Panure se rapproche d’eux. Il va demander à l’une des deux de s’en aller dans le silence et de l’accompagner à une première visite de nichoir quand il se rend compte que la petite mésange ne peut plus s’en aller d’ici.
— Petite Bleue, si j’en crois ton visage illuminé, tu vas bientôt être maman, n’est-ce pas ? lui demande-t-il d’une voix qu’il fait la plus douce possible.
— En effet Monsieur, je…
— Coucou chérie, je suis de retour, la coupe son compagnon.
(elle a un compagnon bavard, rendez-vous en compte)
— Excuse-moi d’avoir été si long, mais j’ai croisé la route d’un délicieux coléoptère et il m’a fait prendre un autre chemin pour l’attraper. Il en valait bien la peine, il était gigantesque. Regarde donc ce que j’ai entre les pattes, n’est-il pas énoooo… mais que se passe-t-il ici ? Tu as des problèmes ? Cette mésange, elle te cherche des puces ? Et qui est cet oiseau aux magnifiques couleurs ? termine-t-il enfin.

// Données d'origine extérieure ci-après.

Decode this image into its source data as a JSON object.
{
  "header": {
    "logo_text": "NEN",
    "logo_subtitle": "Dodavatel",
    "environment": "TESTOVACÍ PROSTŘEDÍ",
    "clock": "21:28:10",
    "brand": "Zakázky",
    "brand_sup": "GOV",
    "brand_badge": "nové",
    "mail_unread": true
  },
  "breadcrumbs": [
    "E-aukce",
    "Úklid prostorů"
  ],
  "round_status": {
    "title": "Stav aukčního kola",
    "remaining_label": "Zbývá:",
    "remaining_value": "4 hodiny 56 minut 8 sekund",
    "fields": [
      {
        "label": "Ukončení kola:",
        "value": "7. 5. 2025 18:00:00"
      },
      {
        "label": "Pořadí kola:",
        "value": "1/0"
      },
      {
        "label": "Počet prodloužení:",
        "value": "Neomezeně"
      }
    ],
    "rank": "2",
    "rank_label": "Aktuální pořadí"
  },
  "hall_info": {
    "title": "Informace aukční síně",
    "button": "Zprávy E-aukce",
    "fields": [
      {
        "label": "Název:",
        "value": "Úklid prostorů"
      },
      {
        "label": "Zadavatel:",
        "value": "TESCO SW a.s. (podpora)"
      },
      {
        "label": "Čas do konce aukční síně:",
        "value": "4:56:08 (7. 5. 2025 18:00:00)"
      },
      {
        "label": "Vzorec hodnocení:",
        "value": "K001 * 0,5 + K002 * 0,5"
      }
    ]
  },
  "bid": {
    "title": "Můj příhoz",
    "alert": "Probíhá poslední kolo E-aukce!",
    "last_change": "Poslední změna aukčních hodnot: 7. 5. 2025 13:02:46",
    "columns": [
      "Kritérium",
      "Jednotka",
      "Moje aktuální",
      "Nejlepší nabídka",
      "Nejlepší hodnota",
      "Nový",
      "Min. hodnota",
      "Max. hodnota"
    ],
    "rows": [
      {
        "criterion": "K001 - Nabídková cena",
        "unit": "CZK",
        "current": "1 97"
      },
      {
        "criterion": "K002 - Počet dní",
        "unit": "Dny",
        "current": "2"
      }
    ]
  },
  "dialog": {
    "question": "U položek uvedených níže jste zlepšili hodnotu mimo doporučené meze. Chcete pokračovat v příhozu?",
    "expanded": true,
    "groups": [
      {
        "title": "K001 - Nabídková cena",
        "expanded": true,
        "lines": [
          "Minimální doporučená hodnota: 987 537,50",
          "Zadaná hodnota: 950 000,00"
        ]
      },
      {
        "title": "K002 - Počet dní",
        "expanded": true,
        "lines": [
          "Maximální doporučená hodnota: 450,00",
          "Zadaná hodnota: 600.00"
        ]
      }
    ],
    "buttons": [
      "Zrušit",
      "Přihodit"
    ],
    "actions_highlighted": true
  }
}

— Je te présente Panure, un lointain cousin. Il est arrivé de par delà les trois arbres, car je me disputais avec elle, explique Petite Bleue en pointant son aile en direction de la mésange charbonnière. Elle veut prendre notre nid d’amour et ce Monsieur est venu pour nous séparer et nous aider à résoudre ce problème.
Avec ces nouvelles naissances à venir, Madame charbonnière s’incline et laisse la place du nichoir à la petite bleue.
— Si vous voulez bien me montrer cet endroit où il fait bon nicher, demande-t-elle à Panure, je serais ravie de vous accompagner pour cette visite.
— Mais très certainement, venez, allons-y sans plus tarder, j’ai moi aussi une famille à nourrir.
Ci-dessous : une petite mésange bleue en hiver, sur le toit de notre maison (photo de 31/12/2016) et une panure à moustache. Cette dernière, la photo, date de 2006, quand je travaillais à La Ligue Royale Belge pour la Protection des Oiseaux :-) Cet oiseau avait été enlevé à un particulier qui n’avait pas l’autorisation d’avoir de tels oiseaux chez lui.